Maria dos Santos Gaudêncio, vítima de feminicídio no DF, em foto com o namorado que é o principal suspeito pelo crime — Foto: Polícia Civil/ Divulgação

De acordo com depoimentos dados à Polícia Civil, no sábado (16), um dia antes do crime, Alves pediu para “acertar o salário” com o dono do salão onde trabalhava. Ele teria dito que iria para a casa de um primo que havia morrido, em Goiás.

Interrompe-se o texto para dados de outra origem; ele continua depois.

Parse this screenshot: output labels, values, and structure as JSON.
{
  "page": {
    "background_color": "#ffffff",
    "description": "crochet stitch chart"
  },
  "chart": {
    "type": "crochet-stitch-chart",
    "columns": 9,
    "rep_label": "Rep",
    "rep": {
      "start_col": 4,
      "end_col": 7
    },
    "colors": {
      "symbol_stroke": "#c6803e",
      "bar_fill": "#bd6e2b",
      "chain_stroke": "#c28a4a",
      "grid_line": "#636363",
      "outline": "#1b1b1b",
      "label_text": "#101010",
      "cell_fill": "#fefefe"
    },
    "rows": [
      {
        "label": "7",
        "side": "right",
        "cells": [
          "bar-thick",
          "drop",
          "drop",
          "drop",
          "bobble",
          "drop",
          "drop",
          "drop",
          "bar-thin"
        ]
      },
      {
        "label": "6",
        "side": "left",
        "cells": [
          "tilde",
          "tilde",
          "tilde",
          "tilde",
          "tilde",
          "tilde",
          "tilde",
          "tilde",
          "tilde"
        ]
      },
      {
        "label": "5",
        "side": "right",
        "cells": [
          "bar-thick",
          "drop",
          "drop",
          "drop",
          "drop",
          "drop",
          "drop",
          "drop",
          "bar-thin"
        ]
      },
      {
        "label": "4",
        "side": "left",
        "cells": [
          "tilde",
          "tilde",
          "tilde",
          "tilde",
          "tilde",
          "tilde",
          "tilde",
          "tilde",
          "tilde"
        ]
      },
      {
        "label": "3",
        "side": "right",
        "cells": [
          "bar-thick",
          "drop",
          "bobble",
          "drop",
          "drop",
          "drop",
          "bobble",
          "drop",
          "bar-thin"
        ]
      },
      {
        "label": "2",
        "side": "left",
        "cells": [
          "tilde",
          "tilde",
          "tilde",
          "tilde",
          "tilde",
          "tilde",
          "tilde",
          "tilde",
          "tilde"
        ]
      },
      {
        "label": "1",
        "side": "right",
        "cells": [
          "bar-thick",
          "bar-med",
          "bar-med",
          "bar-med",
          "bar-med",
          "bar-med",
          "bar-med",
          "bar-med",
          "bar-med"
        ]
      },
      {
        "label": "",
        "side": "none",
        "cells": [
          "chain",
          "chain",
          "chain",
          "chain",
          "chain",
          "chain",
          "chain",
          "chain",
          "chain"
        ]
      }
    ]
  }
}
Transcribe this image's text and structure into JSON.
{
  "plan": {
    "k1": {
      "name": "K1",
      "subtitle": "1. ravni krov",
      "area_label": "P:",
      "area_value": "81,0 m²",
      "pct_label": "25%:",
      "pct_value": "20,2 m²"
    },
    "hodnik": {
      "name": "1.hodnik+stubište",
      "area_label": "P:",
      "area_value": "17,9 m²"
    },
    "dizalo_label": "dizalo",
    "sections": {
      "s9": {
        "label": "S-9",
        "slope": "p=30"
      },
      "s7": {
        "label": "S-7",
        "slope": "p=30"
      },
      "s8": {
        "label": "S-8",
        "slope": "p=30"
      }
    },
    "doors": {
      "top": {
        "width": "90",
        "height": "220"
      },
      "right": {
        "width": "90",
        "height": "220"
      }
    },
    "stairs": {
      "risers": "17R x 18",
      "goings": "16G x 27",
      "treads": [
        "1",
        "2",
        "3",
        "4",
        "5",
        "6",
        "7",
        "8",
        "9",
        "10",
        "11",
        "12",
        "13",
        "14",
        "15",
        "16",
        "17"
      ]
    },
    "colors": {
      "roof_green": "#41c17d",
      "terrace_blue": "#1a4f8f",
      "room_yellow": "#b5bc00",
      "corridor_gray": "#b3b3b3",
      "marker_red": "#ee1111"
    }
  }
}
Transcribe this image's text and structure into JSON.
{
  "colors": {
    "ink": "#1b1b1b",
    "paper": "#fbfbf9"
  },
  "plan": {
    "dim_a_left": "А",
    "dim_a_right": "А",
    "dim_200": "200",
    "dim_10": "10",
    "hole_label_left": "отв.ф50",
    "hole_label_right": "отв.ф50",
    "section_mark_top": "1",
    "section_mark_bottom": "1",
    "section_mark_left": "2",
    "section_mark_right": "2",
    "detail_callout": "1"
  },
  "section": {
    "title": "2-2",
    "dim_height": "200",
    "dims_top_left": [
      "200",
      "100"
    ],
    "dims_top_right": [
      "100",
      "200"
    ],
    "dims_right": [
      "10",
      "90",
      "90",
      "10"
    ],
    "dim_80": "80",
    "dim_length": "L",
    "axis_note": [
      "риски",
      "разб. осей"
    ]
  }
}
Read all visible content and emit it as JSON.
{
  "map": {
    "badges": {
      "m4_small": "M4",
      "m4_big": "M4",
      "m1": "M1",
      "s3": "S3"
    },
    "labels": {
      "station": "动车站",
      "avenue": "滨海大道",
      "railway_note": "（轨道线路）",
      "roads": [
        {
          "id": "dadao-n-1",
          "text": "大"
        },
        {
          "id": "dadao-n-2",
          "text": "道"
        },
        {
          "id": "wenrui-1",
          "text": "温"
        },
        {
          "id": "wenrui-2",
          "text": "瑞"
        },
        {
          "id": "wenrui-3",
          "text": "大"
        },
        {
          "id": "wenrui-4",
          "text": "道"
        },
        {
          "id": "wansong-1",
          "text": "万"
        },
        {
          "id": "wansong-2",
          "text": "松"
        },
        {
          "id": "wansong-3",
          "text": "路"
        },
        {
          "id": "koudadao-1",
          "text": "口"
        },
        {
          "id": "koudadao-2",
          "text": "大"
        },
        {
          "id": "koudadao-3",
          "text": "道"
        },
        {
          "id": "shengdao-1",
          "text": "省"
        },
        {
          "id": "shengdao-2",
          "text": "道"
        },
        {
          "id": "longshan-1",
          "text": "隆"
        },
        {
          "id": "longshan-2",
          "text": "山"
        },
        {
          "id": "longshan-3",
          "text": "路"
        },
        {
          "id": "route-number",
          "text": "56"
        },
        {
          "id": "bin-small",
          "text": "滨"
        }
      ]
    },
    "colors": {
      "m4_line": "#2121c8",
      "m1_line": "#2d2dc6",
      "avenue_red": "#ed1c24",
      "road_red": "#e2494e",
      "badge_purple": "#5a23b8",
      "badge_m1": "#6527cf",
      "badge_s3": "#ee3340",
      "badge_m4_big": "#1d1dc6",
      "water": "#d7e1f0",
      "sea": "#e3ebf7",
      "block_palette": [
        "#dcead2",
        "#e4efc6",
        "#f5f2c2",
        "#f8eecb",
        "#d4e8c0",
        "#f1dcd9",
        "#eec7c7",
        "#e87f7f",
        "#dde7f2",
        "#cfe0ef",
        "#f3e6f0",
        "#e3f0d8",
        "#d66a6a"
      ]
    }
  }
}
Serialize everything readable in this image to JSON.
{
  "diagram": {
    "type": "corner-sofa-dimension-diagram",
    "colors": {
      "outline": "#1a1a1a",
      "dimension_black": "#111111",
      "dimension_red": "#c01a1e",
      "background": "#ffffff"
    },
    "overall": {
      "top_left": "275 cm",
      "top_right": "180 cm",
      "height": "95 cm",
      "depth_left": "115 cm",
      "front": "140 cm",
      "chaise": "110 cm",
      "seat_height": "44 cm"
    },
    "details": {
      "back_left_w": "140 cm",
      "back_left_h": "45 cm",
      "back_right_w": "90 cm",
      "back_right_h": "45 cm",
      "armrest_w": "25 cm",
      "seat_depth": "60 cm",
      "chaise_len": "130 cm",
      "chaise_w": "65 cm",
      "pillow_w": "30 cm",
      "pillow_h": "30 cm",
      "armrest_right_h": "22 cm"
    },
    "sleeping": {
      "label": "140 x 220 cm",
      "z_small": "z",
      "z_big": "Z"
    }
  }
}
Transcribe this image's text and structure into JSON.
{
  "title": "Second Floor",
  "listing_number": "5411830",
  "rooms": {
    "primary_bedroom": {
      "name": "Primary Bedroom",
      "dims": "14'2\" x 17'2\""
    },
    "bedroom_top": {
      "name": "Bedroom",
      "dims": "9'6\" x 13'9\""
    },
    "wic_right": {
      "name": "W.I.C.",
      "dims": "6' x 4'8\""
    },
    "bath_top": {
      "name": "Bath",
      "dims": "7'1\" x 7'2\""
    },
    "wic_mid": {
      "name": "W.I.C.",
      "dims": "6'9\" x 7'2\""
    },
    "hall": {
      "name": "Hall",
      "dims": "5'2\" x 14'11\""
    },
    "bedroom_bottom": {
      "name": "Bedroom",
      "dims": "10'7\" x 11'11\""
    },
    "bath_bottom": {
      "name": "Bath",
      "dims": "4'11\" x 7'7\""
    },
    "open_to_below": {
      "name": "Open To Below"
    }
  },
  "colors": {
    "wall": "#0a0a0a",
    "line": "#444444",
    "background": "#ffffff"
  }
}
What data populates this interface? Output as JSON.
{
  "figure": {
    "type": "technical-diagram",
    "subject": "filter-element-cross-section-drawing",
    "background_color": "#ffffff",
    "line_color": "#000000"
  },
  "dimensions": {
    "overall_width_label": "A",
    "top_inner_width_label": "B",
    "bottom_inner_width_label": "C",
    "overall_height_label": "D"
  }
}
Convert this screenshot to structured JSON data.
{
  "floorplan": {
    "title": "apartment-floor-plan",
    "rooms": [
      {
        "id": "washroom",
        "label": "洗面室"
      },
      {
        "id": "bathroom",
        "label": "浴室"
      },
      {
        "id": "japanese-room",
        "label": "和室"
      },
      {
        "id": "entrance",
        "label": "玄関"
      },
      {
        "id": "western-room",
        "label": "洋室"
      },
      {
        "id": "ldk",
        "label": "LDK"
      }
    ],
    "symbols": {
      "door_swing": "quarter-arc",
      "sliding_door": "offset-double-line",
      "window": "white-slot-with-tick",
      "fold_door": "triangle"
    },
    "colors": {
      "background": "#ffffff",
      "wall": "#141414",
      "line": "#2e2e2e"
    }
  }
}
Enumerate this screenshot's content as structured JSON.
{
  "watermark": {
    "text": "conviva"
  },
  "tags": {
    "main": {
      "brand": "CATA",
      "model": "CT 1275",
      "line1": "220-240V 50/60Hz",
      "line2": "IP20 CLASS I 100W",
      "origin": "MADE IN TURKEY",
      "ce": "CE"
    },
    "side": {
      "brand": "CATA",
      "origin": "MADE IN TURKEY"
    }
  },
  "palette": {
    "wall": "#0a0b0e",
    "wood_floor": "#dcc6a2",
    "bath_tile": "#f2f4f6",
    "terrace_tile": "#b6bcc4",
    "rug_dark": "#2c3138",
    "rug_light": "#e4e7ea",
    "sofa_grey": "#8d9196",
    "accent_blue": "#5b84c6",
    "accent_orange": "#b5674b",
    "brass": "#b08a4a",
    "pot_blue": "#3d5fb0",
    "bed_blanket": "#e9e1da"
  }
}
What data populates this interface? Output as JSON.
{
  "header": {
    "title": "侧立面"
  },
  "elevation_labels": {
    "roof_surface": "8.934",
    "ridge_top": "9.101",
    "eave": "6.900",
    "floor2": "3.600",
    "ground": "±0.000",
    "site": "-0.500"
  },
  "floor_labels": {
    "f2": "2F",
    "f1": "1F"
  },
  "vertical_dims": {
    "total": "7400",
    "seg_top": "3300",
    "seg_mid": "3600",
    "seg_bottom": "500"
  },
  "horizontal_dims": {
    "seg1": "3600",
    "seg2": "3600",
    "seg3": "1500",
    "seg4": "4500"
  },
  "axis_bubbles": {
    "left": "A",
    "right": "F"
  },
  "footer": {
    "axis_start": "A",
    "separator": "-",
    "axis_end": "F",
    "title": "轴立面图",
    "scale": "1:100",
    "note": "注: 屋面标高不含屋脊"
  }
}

Mas uma frase do cabeleireiro chamou a atenção.

“Ele disse que estava com vontade matar alguém, sem dizer a quem se referia, informou uma testemunha.”

Em outra mensagem enviada para o patrão, na segunda-feira – depois da morte de Maria – Alves mostra parte do suposto bilhete de loteria premiado. Ele explica que ainda não havia conferido o resultado do jogo feito na semana anterior.

Mensagem de WhatsApp enviada por suspeito de feminicídio para o patrão, no DF, antes de desaparecer — Foto: Polícia Civil/ Divulgação

Mensagem de WhatsApp enviada por suspeito de feminicídio para o patrão, no DF, antes de desaparecer — Foto: Polícia Civil/ Divulgação

Filha encontrou corpo da mãe

Maria dos Santos Gaudêncio morava com uma das filhas. Foi a filha quem descobriu o corpo.

A jovem não dormiu em casa no domingo. Na segunda-feira, viu que a porta do quarto da mãe estava trancada, mas disse que não tentou abrir.

Ela contou ao policiais que na terça-feira foi para a aula e só voltou a noite. A casa estava do mesmo jeito, segundo relato à polícia, mas a jovem teria sentido um forte cheiro vindo do quarto e decidiu arrombar a porta.

Até o começo da noite desta quarta-feira (20), o suspeito Antônio Pereira Alves continuava foragido.

Fachada da 6ª Delegacia de Polícia (Paranoá) do Distrito Federal, — Foto: TV Globo/Reprodução

Fachada da 6ª Delegacia de Polícia (Paranoá) do Distrito Federal, — Foto: TV Globo/Reprodução

Segundo caso na mesma semana no Itapoã

O crime contra Maria dos Santos Gaudêncio foi o segundo caso de violência contra mulher no Itapoã nesta semana. Na noite de segunda-feira, um homem de 21 anos colocou fogo em um colchão, ligou o gás de cozinha e trancou a mulher e a filha de 3 anos dentro de casa.

As duas se salvaram graças a uma vizinha, que viu a fumaça. A vítima disse na delegacia que o ex-companheiro, Alisson Douglas Alves Panta, chegou na casa dizendo “vou te matar”.

Depois de colocar fogo, ele ainda feriu a ex-companheira com uma faca e fugiu, levando as chaves da casa. A Justiça decretou a prisão preventiva de Alisson.